É comum o médico entrar na sociedade com clima de festa: “vamos abrir uma clínica”, “vai ser ótimo”, “vai dar certo”. E é justamente aí que muitos evitam o assunto que mais protegeria o futuro: “E se der errado? Para onde vamos? Como saímos disso?”
Quando essas perguntas são respondidas no começo, a sociedade tende a caminhar melhor, porque o restante é trabalho. Cada um sabe seu papel, as decisões têm regras, os conflitos têm trilhos e a saída tem um caminho desenhado. Mesmo se a clínica não der certo comercialmente, ao menos existe previsibilidade para encerrar ou reorganizar, sem transformar tudo em guerra.
Não é só sobre crescer: é sobre não dar passos para trás
Em um trecho muito relevante, a conversa amplia a visão. A estruturação societária não serve apenas para abrir caminho para crescimento; ela evita retrocessos.
Litígios societários drenam o emocional, roubam foco e podem contaminar o ambiente. Colaboradores percebem quando “as coisas não estão bem” entre os sócios. Isso afeta motivação, produtividade, confiança e estabilidade da equipe. E quando a equipe sente insegurança, o paciente tende a sentir também, ainda que de forma indireta. O resultado é que uma crise societária pode virar crise operacional, depois reputacional e, por fim, financeira.
Por isso o episódio enfatiza que definir regras não é apenas para “resolver conflito”. É para manter o negócio saudável mesmo diante de intercorrências inevitáveis ao longo do tempo.
O que deve ficar no contrato social e o que é melhor deixar no acordo de sócios
O trecho também traz uma explicação útil para quem não entende bem a diferença prática entre os documentos.

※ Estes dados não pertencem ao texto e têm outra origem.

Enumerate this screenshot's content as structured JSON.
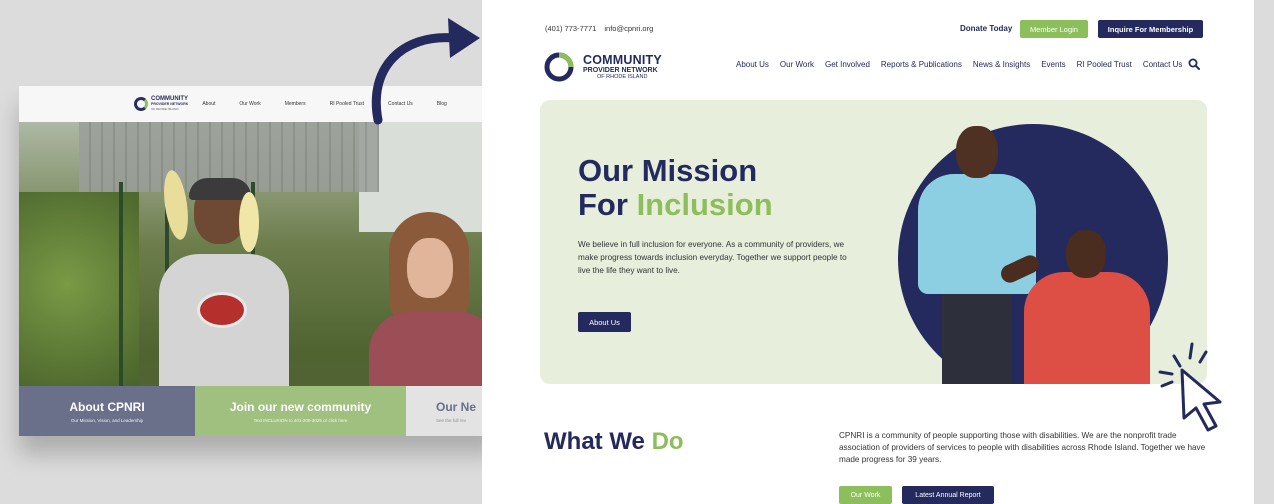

A sociedade é regida pelo contrato social e pela legislação. Existem regras legais que não podem ser alteradas por vontade dos sócios. Ao mesmo tempo, existem muitas escolhas contratuais possíveis, como quóruns de votação e regras para aprovação de mudanças estratégicas.
O episódio cita exemplos comuns de decisões que precisam de regra clara: mudança de endereço, mudança do nome do negócio, admissão de novos sócios e venda de participação. Quantos sócios precisam concordar? Qual percentual aprova? O que acontece se um sócio quiser trazer um “quinto” sócio para uma sociedade de quatro? Sem regra, vira conflito.
A recomendação apresentada é que o contrato social concentre pontos menos sensíveis e mais “consultáveis”, já que é público. Já questões estratégicas, detalhes de saída, critérios de decisão em conflitos e informações que os sócios não querem expor ao mercado podem ficar no acordo de sócios, que é particular.
O papel do contador e do advogado na constituição de sociedades mais saudáveis
O trecho reforça que bons contadores ajudam muito na estruturação societária e na organização inicial do negócio. Só que, quando a sociedade fica um pouco mais complexa, envolve particularidades ou tem mais sócios, vale conversar com um advogado com domínio de legislação societária.
A razão é simples: além das regras fiscais e contábeis, uma sociedade é uma estrutura jurídica com nuances que, se ignoradas, podem gerar custos altos depois. Quando contador e advogado trabalham de forma complementar, a sociedade tende a nascer com mais clareza, mais previsibilidade e menos espaço para conflitos futuros.